French regional airlines AOM and Air Liberté have escaped the jaws of bankruptcy through their purchase by an Air France pilot. The airlines–formerly owned by SAirGroup and French investment firm Taitbout Antibes–expect to shed 1,800 jobs, restructure and adopt a new name as part of a plan to form a viable rival to Air France. Meanwhile, Air Littoral, the third French airline once under the SAir umbrella, plans to sell airplanes, reduce routes and downsize to improve its health.
The long-running saga to establish the three airlines as a competitor to Air France culminated at the end of July when the commercial court of Créteil, near Paris, accepted the offer of Holco–a company established by Air France pilot Jean Charles Courbet and backed by Canadian investment bank CIBC. Air Littoral narrowly escaped bankruptcy when the airline’s former boss, Marc Dufour, took over the company in July.
Holco beat out the offer of financial company Fidei, which is 49 percent owned by U.S.-based Leucadia. Marc Rochet, the AOM/Air Liberté president who subsequently presented a rescue plan opposed by the airline’s unions, maintained a business relationship with Fidei for the purpose of an earlier takeover bid.
AOM and Air Liberté, a single, but as yet unmerged entity, filed for insolvency in mid-June, after it accumulated net losses of $400 million. The airline obtained court protection from creditors, and operated under observation for three months under the management of independent administrators.
The decision to award the airlines to Holco won the almost unanimous endorsement of the airline’s works council and 11 of the 12 pilots’ unions despite deep concern over jobs.
The plan retains 2,706 employees of the total 4,559 workforce, and several hundred employees have voluntarily left the company. The 2,706 employees that remain–224 fewer than in Courbet’s initial plan–include 385 pilots, 864 flight attendants, 1,069 land-based staff and 388 working for airport assistance, maintenance and catering subsidiaries.

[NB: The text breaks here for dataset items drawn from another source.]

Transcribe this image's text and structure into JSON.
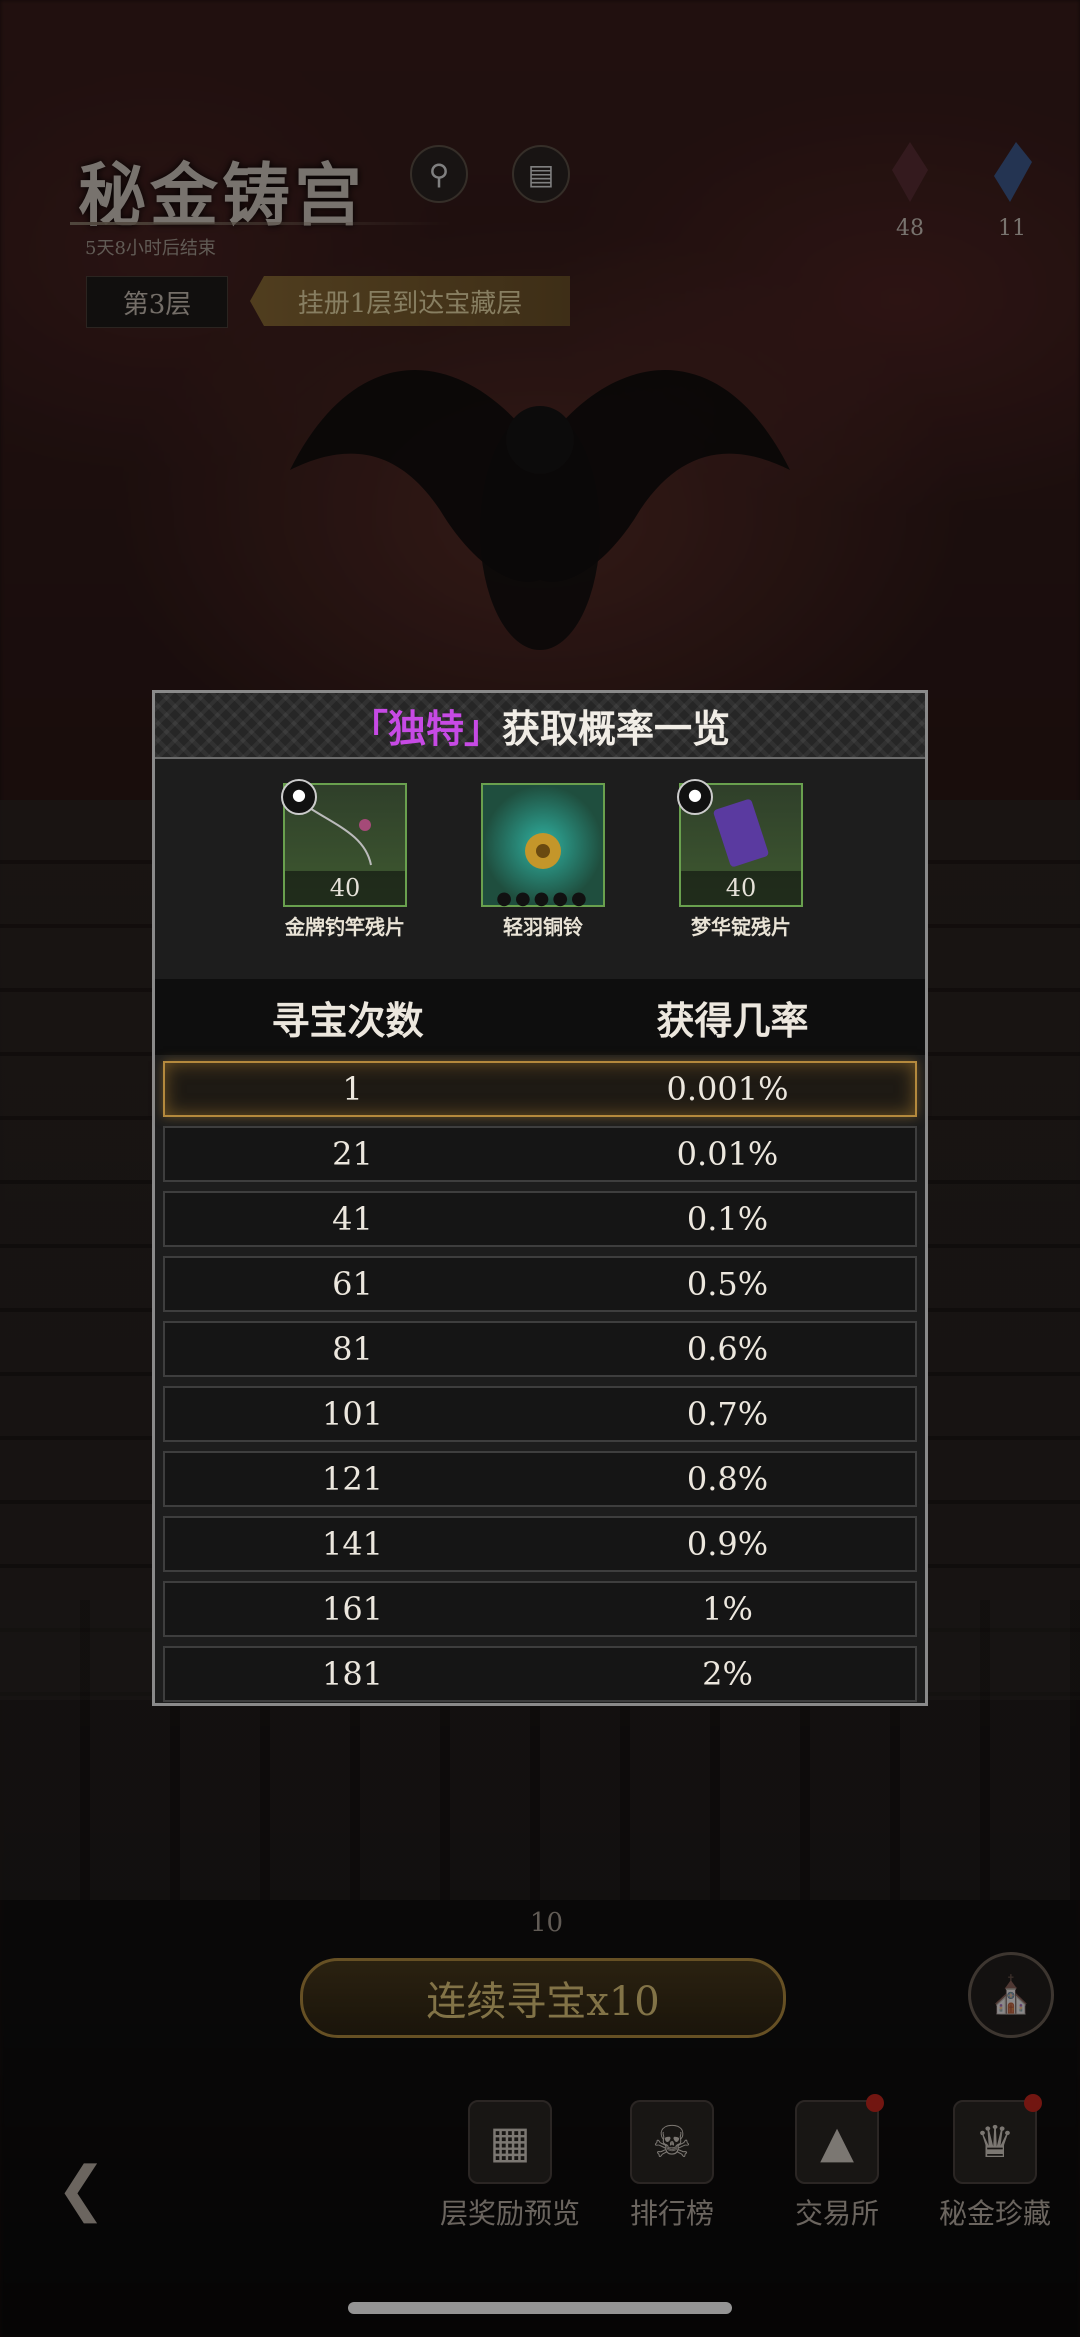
{
  "header": {
    "title": "秘金铸宫",
    "subtitle": "5天8小时后结束",
    "floor": "第3层",
    "floor_hint": "挂册1层到达宝藏层",
    "resources": [
      "48",
      "11"
    ]
  },
  "modal": {
    "title_open": "「",
    "title_highlight": "独特",
    "title_close": "」",
    "title_rest": "获取概率一览",
    "items": [
      {
        "name": "金牌钓竿残片",
        "qty": "40",
        "has_tag": true
      },
      {
        "name": "轻羽铜铃",
        "qty": "",
        "has_tag": false
      },
      {
        "name": "梦华锭残片",
        "qty": "40",
        "has_tag": true
      }
    ],
    "col_count": "寻宝次数",
    "col_rate": "获得几率",
    "rows": [
      {
        "count": "1",
        "rate": "0.001%",
        "active": true
      },
      {
        "count": "21",
        "rate": "0.01%"
      },
      {
        "count": "41",
        "rate": "0.1%"
      },
      {
        "count": "61",
        "rate": "0.5%"
      },
      {
        "count": "81",
        "rate": "0.6%"
      },
      {
        "count": "101",
        "rate": "0.7%"
      },
      {
        "count": "121",
        "rate": "0.8%"
      },
      {
        "count": "141",
        "rate": "0.9%"
      },
      {
        "count": "161",
        "rate": "1%"
      },
      {
        "count": "181",
        "rate": "2%"
      }
    ]
  },
  "bottom": {
    "count": "10",
    "ten_button": "连续寻宝x10",
    "nav": [
      "层奖励预览",
      "排行榜",
      "交易所",
      "秘金珍藏"
    ]
  },
  "colors": {
    "accent_purple": "#c74ae5",
    "gold": "#b4893d",
    "item_green": "#69a04e"
  }
}
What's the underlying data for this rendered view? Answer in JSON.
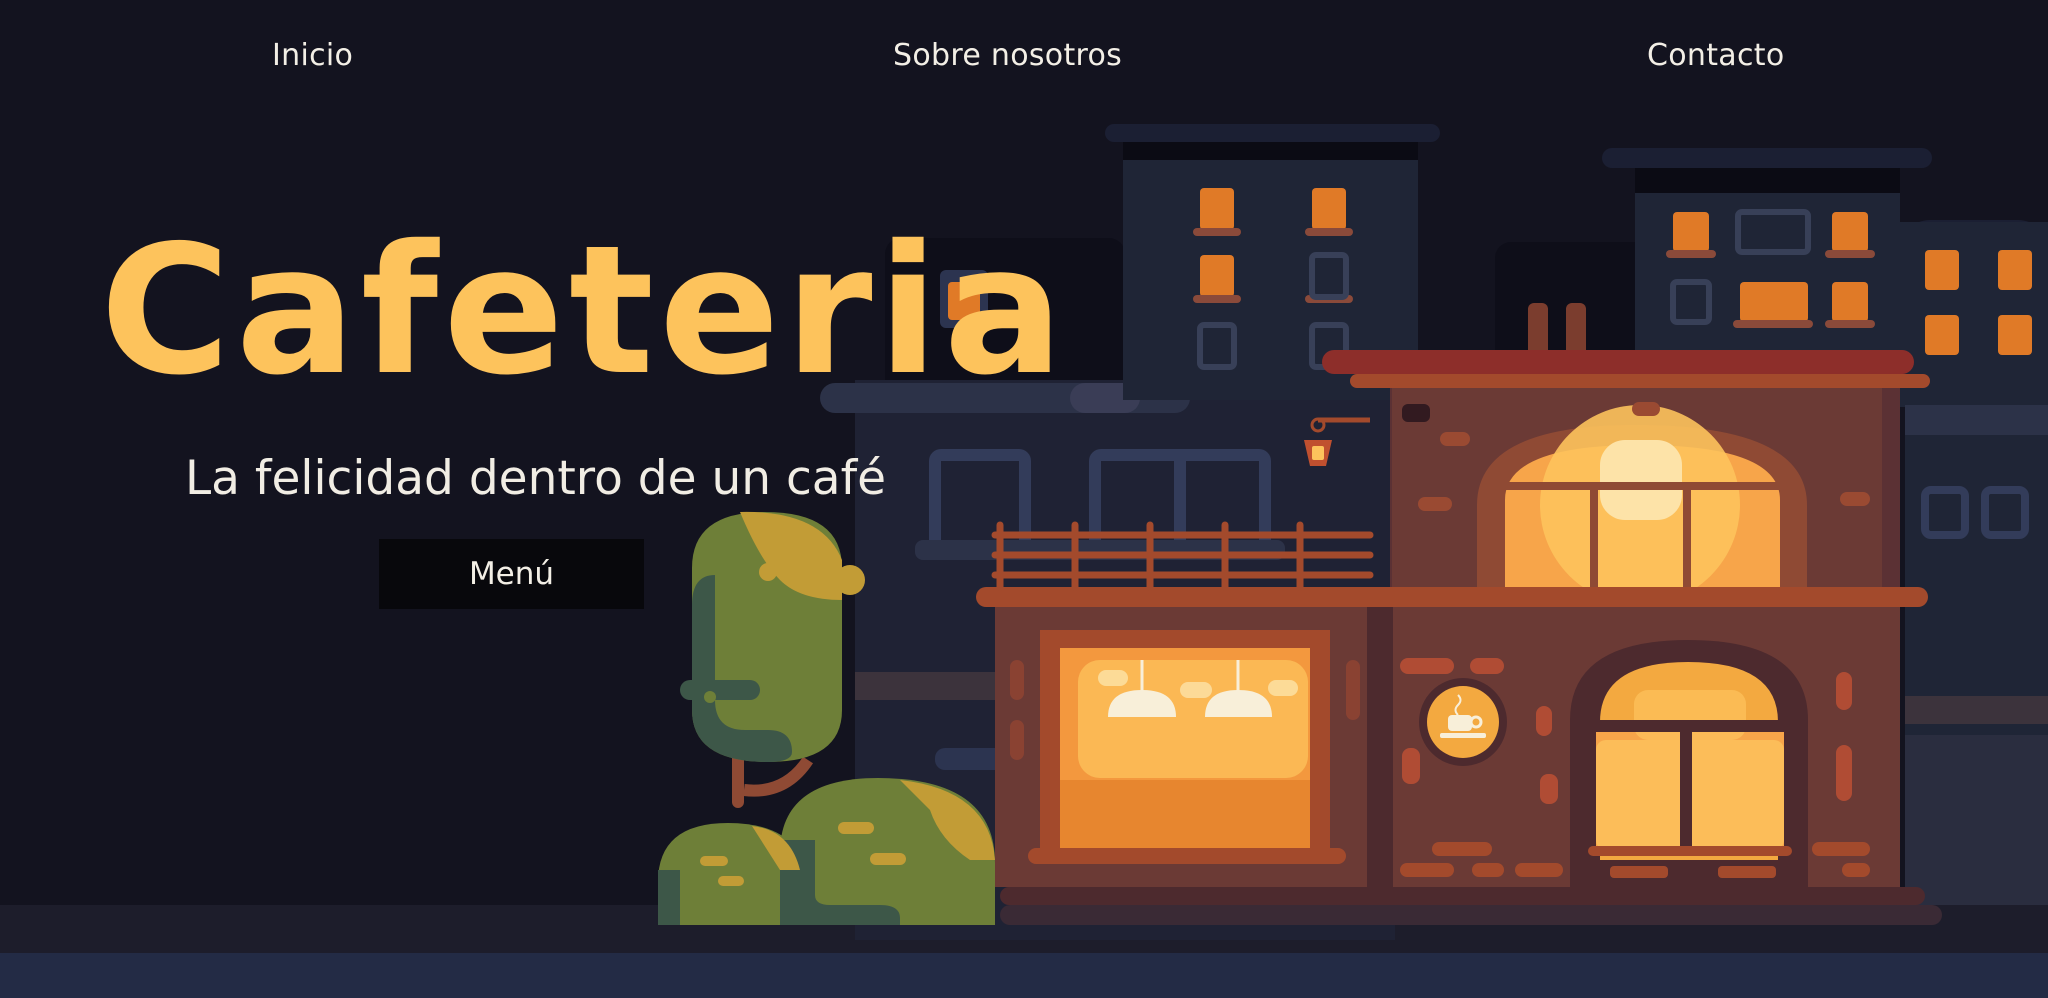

SAirGroup, which owned 49.5 percent of the three airlines, will incur total exit costs of $266 million, including a $173 million cash contribution to restructure AOM/Air Liberté, a refund of $26.6 million for outstanding tickets and $70.6 million in savings on a 10-year lease of Airbus A340 by its Flightlease subsidiary. In exchange, the new airline will not take any future legal action against the two former shareholders. According to the unions, Holco’s capital and Swissair’s exit costs still leave the new company with a $66.7 million shortfall.
AOM and Air Liberté will complete their merger and assume a new name before this fall. They plan to immediately reduce their present fleet of 50 aircraft to 31 (18 MD-83s, 11 DC-10s and two Airbus A340s) and finally to 28. The merged company will also reduce its regional routes and those to France’s overseas territories.
Courbet, former president of the SNPL pilot’s union chapter at Air France, has convinced the regional’s pilots to agree to delay any union action during Holco’s restructuring period and accept a 4-percent salary reduction in exchange for 34 percent of the shares, valued at $17.3 million, by the end of this year.
Holco plans to embark on a major restructuring exercise under François Bachelet, a former top Air France cargo manager. This will entail a complete merger of Air Liberté and AOM and the thorny issue of aligning the conditions of the two companies’ workforces. One major question involves the future of the 1,853 employees to be dismissed.
The new airline maintains a three-year code-sharing agreement with Air France covering France’s overseas territories of Guadeloupe and Martinique in the Caribbean, Tahiti in the Pacific and the Indian Ocean island of La Réunion, due to come into effect with winter schedules on October 28. The deal will account for 16 percent of the company’s income. Nevertheless, Bachelet insisted that competition remains the top priority and that the saved airline aims eventually to control 30 percent of the market.
An optimistic Courbet said new investors were waiting to see if the new team could turn the airline’s fortunes around. He added that CIBC has contacted “about 10 investors.” The new airline controls funds to last 18 months and Courbet is “convinced” the new company will turn a profit of $30.4 million on revenues of $912 million by 2003.
Meanwhile, Montpellier-based Air Littoral has cast the basis for its reinvented takeoff under Dufour following workforce approval of a two-year plan to return the airline to financial health. The airline plans to increase its capital by $111 million. The workforce will lose 263 of its 1,180 employees, including 80 pilots. Air Littoral expects to shed 25 percent of its existing regional routes but plans to maintain its southern French hubs of Nice and Montpellier.
It expects to keep 32 aircraft (17 CRJs, five Fokker 70s and 10 ATR 42-500s) of its present fleet of 17 CRJs, 14 ATR 42-500s, six Raytheon Beech 1900Cs, five Fokker 70s, two Fokker 27s and one Fokker 100. The Fokker 100 will be withdrawn after the summer season while three ATRs are to be chartered to Algeria’s Tassali Airline, two ATRs chartered to Swissair and five F-70s going to Air France (three for charter flights and two for use on domestic routes).